We had some new voices this time! Good to see.
LINKS AND DEMOS
- ePrints item report sample: http://eprints.rclis.org/stat/6766.html
- Minho report sample: http://repositorium.sdum.uminho.pt/stats?level=item&type=access&page=downviews-series&object-id=1822/6177
- IRStats sample: http://irstats.eprints.org/irstats-cadair
- AWStats over an entire DSpace repository: http://researchspace.csir.co.za/awstats/awstats.pl?config=researchspace.csir.co.za&configdir=/etc/awstats/ (thanks to Ina Smith of the University of Pretoria, who could not be present on the chat, for emailing this link)
- "Top downloads" and all-repository statistics on the home page: http://www.ideals.uiuc.edu/
The chat took a moment to applaud the Repository Support Project's new DSpace Course (http://hdl.handle.net/2160/615). Contributors Stuart Lewis, Chris Yates, and Claudia Jurgen were all present on the chat. The Course is looking for new contributors, particularly with regard to Manakin/XMLUI; if you can help, please contact Stuart Lewis.
AN IMPORTANT DISTINCTION
Mark Wood pointed out (as have several emails to the list during this week's discussion) that two sharply differing concepts lurk behind the word "statistics": the capture of repository events as they occur, and the distillation of raw event data into useful reports. "Statistics pull patterns out of collections of individual cases," said Mark.
Moreover, not all reports are statistical in nature; some (such as "what's been deposited recently" lists) just regurgitate part of the event stream.
Given accessible event-stream data, many statistical analyses can be done wholly outside of DSpace, and it is unrealistic to expect DSpace to create analyses for every imaginable use-case. Some common use-cases, however, may need to become part of DSpace proper; the trouble is defining them.
COMMON REPORTING NEEDS
All access-related reports (accesses/downloads) should filter out as many crawlers as feasible.
- item accesses, total as well as by month and year
- bitstream downloads, as above
- accesses and downloads by author, as above; authors also want to know what their most popular items are
- incoming links from other websites (via referrers; note that referrer spam may become a problem)
Other possibilities mentioned included:
- alerts for download "spikes" over a short period of time
- on item pages, time of last download
- "popular items in this repository" (recent, total, and monthly, though it was noted that displaying this information to end-users tends to feed unjust power-law distribution of downloads)
Geolocating accesses was not perceived as vital.
Claudia Jurgen noted that the EU has very strict privacy laws that may prevent collecting or retention of information that may identify individual persons. DSpace may therefore not be able to track individuals' site behavior (to put toward "more like this" links or the like).
Technical issues: The widely-praised Minho stats engine does not yet work with XMLUI, and no one on the chat knew of plans to adapt it.
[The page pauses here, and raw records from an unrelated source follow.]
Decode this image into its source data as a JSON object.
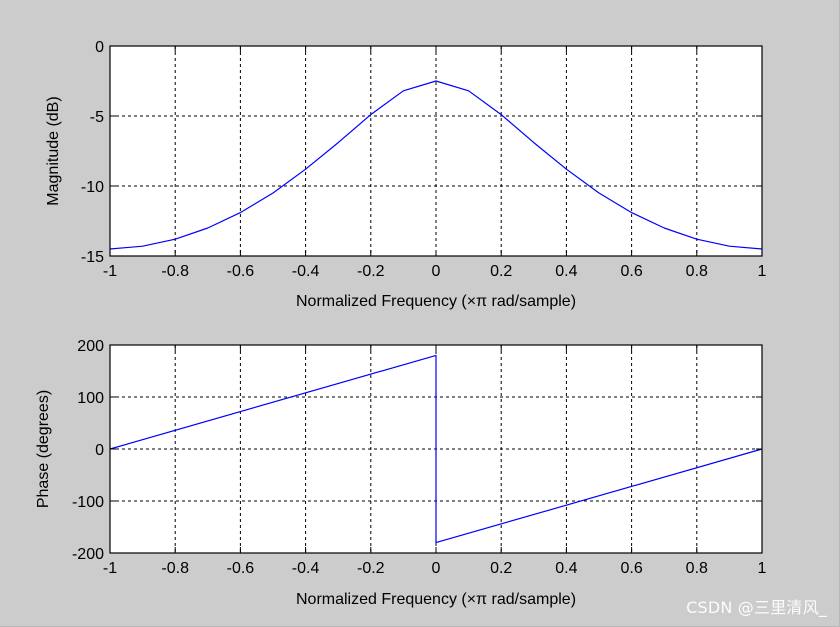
{
  "watermark": "CSDN @三里清风_",
  "chart_data": [
    {
      "type": "line",
      "title": "",
      "xlabel": "Normalized Frequency  (×π rad/sample)",
      "ylabel": "Magnitude (dB)",
      "xlim": [
        -1,
        1
      ],
      "ylim": [
        -15,
        0
      ],
      "xticks": [
        -1,
        -0.8,
        -0.6,
        -0.4,
        -0.2,
        0,
        0.2,
        0.4,
        0.6,
        0.8,
        1
      ],
      "xtick_labels": [
        "-1",
        "-0.8",
        "-0.6",
        "-0.4",
        "-0.2",
        "0",
        "0.2",
        "0.4",
        "0.6",
        "0.8",
        "1"
      ],
      "yticks": [
        -15,
        -10,
        -5,
        0
      ],
      "ytick_labels": [
        "-15",
        "-10",
        "-5",
        "0"
      ],
      "grid": true,
      "line_color": "#0000ff",
      "series": [
        {
          "x": [
            -1,
            -0.9,
            -0.8,
            -0.7,
            -0.6,
            -0.5,
            -0.4,
            -0.3,
            -0.2,
            -0.1,
            0,
            0.1,
            0.2,
            0.3,
            0.4,
            0.5,
            0.6,
            0.7,
            0.8,
            0.9,
            1
          ],
          "values": [
            -14.5,
            -14.3,
            -13.8,
            -13.0,
            -11.9,
            -10.5,
            -8.8,
            -6.9,
            -4.9,
            -3.2,
            -2.5,
            -3.2,
            -4.9,
            -6.9,
            -8.8,
            -10.5,
            -11.9,
            -13.0,
            -13.8,
            -14.3,
            -14.5
          ]
        }
      ]
    },
    {
      "type": "line",
      "title": "",
      "xlabel": "Normalized Frequency  (×π rad/sample)",
      "ylabel": "Phase (degrees)",
      "xlim": [
        -1,
        1
      ],
      "ylim": [
        -200,
        200
      ],
      "xticks": [
        -1,
        -0.8,
        -0.6,
        -0.4,
        -0.2,
        0,
        0.2,
        0.4,
        0.6,
        0.8,
        1
      ],
      "xtick_labels": [
        "-1",
        "-0.8",
        "-0.6",
        "-0.4",
        "-0.2",
        "0",
        "0.2",
        "0.4",
        "0.6",
        "0.8",
        "1"
      ],
      "yticks": [
        -200,
        -100,
        0,
        100,
        200
      ],
      "ytick_labels": [
        "-200",
        "-100",
        "0",
        "100",
        "200"
      ],
      "grid": true,
      "line_color": "#0000ff",
      "series": [
        {
          "x": [
            -1,
            0,
            0,
            1
          ],
          "values": [
            0,
            180,
            -180,
            0
          ]
        }
      ]
    }
  ]
}
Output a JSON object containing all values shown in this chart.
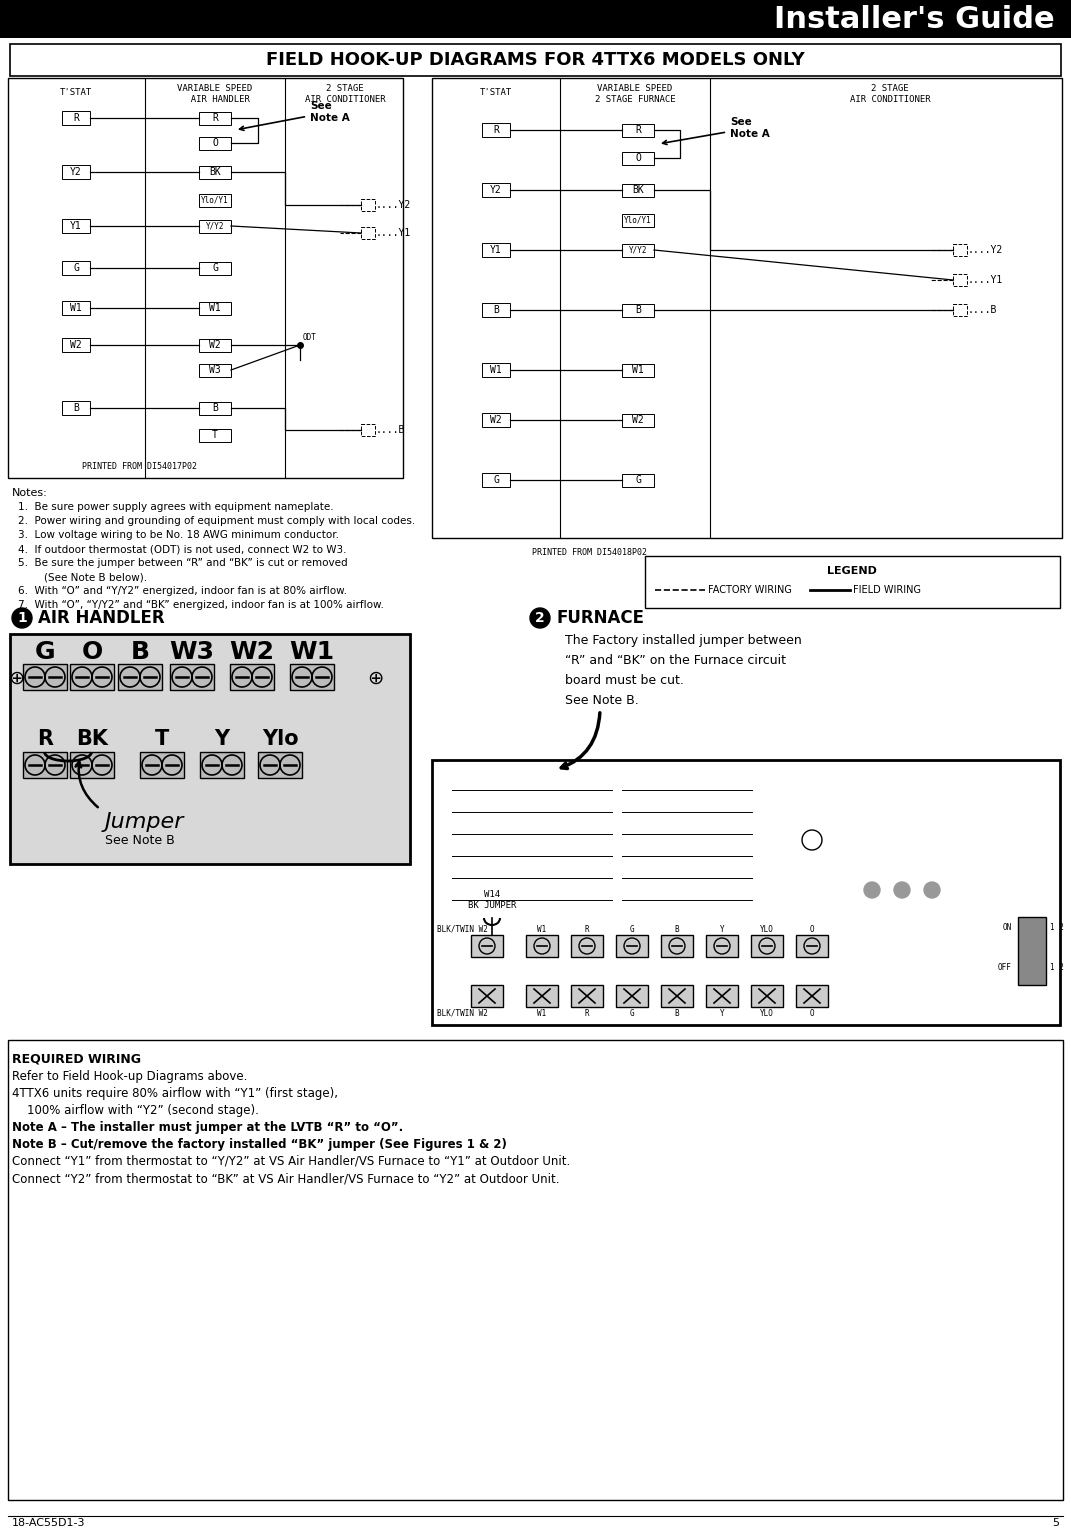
{
  "title_bar_text": "Installer's Guide",
  "main_title": "FIELD HOOK-UP DIAGRAMS FOR 4TTX6 MODELS ONLY",
  "page_number": "5",
  "doc_number": "18-AC55D1-3",
  "printed1": "PRINTED FROM DI54017P02",
  "printed2": "PRINTED FROM DI54018P02",
  "notes_title": "Notes:",
  "notes": [
    "Be sure power supply agrees with equipment nameplate.",
    "Power wiring and grounding of equipment must comply with local codes.",
    "Low voltage wiring to be No. 18 AWG minimum conductor.",
    "If outdoor thermostat (ODT) is not used, connect W2 to W3.",
    "Be sure the jumper between “R” and “BK” is cut or removed",
    "(See Note B below).",
    "With “O” and “Y/Y2” energized, indoor fan is at 80% airflow.",
    "With “O”, “Y/Y2” and “BK” energized, indoor fan is at 100% airflow."
  ],
  "furnace_note": "The Factory installed jumper between\n“R” and “BK” on the Furnace circuit\nboard must be cut.\nSee Note B.",
  "required_wiring_lines": [
    [
      "normal",
      "Refer to Field Hook-up Diagrams above."
    ],
    [
      "normal",
      "4TTX6 units require 80% airflow with “Y1” (first stage),"
    ],
    [
      "normal",
      "    100% airflow with “Y2” (second stage)."
    ],
    [
      "bold",
      "Note A – The installer must jumper at the LVTB “R” to “O”."
    ],
    [
      "bold",
      "Note B – Cut/remove the factory installed “BK” jumper (See Figures 1 & 2)"
    ],
    [
      "normal",
      "Connect “Y1” from thermostat to “Y/Y2” at VS Air Handler/VS Furnace to “Y1” at Outdoor Unit."
    ],
    [
      "normal",
      "Connect “Y2” from thermostat to “BK” at VS Air Handler/VS Furnace to “Y2” at Outdoor Unit."
    ]
  ],
  "bg_color": "#ffffff",
  "text_color": "#000000"
}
Mark Diggory noted that event-capture should be separated from log4j's error capturing.
Shane Beers pointed out that DSpace does not currently offer repository managers much information about the contents of their repositories, which is a significant worry vis-a-vis bitstream preservation. A list of bitstreams by MIME type would be a start.
DSpace also does not help managers investigate deposit patterns and growth. A readily-accessible list of recent deposits as well as a list of deposits per time period (separable by community/collection, so that different communities can be usefully compared) would be useful to repository administrators, and should be relatively easy to build via dc.date.available (or for research-tracking use-cases, dc.date.published) metadata.